025 and 026 – Private Frank William Hills and Private George Haywood Hills

Private Frank William Hills  52nd Battalion
Private George Haywood Hills
51st Battalion

Frank, aged 27 a married labourer and his younger brother William, aged 24, both from Rocherlea volunteered for enlistment on 7 January 1916.  The brothers were following in the footsteps of their younger brother Gordon who had enlisted in March 1915.

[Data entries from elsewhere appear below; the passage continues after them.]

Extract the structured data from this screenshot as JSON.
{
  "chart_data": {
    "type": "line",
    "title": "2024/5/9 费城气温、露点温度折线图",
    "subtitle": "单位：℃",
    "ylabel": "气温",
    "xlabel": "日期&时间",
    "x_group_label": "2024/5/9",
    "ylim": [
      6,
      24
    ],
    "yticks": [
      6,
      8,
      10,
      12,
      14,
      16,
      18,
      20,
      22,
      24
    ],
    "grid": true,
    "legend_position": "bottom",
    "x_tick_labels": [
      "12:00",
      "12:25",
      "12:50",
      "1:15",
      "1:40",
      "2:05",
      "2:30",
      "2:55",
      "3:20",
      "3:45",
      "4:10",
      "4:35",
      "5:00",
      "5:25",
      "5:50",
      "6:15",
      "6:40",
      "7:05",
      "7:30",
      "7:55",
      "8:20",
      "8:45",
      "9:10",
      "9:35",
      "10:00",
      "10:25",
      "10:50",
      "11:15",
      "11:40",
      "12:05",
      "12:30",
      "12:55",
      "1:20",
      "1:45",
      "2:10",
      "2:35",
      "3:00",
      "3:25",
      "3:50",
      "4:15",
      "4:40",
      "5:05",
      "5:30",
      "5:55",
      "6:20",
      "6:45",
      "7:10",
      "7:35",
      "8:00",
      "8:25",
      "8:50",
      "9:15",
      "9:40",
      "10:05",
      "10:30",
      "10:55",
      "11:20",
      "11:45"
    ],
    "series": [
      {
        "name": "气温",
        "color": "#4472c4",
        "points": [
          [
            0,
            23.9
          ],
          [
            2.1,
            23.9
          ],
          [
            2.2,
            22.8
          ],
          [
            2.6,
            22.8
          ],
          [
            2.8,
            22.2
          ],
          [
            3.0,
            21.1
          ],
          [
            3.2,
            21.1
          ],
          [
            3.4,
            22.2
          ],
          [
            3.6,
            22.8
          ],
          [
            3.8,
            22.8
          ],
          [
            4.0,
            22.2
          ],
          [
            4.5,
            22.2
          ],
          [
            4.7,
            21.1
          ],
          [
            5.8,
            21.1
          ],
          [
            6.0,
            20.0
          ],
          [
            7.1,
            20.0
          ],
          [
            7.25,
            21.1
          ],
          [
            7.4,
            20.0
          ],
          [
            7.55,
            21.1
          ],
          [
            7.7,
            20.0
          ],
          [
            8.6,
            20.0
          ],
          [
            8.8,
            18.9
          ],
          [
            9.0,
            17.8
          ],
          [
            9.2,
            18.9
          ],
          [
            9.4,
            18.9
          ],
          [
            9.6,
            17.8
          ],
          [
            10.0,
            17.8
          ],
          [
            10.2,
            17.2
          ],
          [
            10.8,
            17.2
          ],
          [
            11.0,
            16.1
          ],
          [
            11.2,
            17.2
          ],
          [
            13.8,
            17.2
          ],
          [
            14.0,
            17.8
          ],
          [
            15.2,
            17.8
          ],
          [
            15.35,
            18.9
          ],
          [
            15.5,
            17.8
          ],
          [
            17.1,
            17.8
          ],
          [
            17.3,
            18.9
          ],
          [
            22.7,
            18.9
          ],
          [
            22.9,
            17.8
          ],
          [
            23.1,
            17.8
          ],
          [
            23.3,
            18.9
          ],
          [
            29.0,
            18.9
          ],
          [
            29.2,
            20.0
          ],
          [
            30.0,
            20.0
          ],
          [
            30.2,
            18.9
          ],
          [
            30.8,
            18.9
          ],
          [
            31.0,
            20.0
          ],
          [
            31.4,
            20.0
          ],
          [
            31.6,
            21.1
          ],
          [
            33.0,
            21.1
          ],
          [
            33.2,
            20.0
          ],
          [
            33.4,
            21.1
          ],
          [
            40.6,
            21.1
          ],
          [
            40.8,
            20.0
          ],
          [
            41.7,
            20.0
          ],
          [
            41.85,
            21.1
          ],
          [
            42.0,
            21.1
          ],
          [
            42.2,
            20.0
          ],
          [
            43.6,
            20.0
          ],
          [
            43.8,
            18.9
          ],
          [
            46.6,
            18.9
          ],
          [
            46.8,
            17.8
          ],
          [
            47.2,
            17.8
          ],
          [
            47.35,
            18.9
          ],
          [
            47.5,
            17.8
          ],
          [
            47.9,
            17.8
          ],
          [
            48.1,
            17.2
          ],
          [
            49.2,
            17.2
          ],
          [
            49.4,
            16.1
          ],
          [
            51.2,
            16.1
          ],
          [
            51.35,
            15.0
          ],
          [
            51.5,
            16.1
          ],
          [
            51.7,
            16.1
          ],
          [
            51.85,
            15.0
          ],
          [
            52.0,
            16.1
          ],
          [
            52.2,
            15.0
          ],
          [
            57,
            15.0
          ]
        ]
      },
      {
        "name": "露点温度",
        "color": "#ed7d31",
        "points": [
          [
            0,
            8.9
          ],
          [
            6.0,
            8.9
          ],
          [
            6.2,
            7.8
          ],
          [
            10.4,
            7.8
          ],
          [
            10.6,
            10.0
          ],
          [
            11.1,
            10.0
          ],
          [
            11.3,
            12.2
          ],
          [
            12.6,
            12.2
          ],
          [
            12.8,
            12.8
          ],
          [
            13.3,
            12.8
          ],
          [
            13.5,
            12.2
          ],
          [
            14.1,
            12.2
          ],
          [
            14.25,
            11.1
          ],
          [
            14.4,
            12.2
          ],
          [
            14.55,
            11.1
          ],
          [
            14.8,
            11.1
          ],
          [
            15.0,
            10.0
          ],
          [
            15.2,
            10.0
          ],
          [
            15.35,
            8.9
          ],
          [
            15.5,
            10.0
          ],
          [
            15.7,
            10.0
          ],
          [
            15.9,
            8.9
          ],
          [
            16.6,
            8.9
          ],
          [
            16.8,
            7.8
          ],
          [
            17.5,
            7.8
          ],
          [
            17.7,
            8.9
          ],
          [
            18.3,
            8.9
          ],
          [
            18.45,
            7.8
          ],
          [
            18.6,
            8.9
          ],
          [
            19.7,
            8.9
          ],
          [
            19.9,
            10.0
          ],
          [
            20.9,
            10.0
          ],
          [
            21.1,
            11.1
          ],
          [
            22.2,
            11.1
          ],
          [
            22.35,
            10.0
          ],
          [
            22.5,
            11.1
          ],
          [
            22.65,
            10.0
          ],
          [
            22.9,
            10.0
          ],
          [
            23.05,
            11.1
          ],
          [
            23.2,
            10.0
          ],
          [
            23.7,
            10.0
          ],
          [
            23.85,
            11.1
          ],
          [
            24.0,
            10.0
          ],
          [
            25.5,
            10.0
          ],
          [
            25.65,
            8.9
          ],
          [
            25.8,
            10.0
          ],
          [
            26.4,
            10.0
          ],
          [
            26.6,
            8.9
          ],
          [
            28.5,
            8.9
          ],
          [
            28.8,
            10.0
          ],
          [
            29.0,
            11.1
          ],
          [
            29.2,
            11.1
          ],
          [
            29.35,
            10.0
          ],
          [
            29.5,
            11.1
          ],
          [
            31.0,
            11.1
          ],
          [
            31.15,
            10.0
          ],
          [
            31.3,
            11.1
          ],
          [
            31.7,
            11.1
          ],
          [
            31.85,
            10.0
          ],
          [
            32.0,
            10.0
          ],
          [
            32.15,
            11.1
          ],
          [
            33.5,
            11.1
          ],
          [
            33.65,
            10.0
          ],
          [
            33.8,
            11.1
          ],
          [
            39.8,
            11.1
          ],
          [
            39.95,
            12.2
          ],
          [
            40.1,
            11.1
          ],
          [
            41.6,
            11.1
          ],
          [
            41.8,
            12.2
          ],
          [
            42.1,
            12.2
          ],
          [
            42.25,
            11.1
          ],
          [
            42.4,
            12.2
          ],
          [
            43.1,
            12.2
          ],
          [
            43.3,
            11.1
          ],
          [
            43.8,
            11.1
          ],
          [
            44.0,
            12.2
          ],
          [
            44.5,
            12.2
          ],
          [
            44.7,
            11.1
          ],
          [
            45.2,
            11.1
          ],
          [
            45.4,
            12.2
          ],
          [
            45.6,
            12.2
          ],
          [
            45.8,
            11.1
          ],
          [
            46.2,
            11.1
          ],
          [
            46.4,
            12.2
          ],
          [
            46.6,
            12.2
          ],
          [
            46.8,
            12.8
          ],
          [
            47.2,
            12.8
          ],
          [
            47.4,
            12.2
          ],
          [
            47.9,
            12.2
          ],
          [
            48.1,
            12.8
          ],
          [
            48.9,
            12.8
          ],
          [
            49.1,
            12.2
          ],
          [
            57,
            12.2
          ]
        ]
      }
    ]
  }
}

The brothers were initially allotted to the 16th reinforcements for the 12th Battalion now in Egypt. With the splitting of the Battalion and the creation of a new battalion— the 52nd, Private Frank Hills was transferred to the new battalion. In early September 1916 the battalion was in action at Mouquet Farm an important stronghold that the Allies need to take. Several pitch battles were fought here before the Canadians managed to hold the farm. Frank Hills sustained a shrapnel wound and was evacuated for treatment. In June 1917 he was detached for duty at the Steenwerck Baths before returning once more to his unit.

On 13 July the Battalion moved up into the front line in the St Ives area, relieving the 15th Battalion. One soldier was wounded—was this Frank Hills? Possibly! He was evacuated having sustained a shrapnel wound to his right hand and forearm. In November he left England for return to Australia and was finally discharged from the A.I.F in July 1918.

George was also transferred to the 52nd Battalion along with his brother. George survived the action at Mouquet Farm but the following day went Absent Without Leave for 4 days. The circumstances surrounding this action aren’t clear at present. This was a particularly serious offence given that he was absent when in the front line. He was found guilty at the Field General Court Martial and sentenced to 60 days Field Punishment No. 2 and the loss of 65 days pay. He re-joined his unit on 25 November. In May 1918 the 52nd Battalion ceased to exist  and Private George Hills was transferred to the 51st Battalion where he remained until his return to Australia, departing England in May 1919.

A third brother also served. Gordon, a 20 year old farm labourer who enlisted in March 1915 and was allotted to ‘C’ Company with the 26th Battalion. Gordon saw action on Gallipoli late in 1915 but whilst there was severely frost bitten and evacuated for treatment.  He embarked for Australia in February 1917.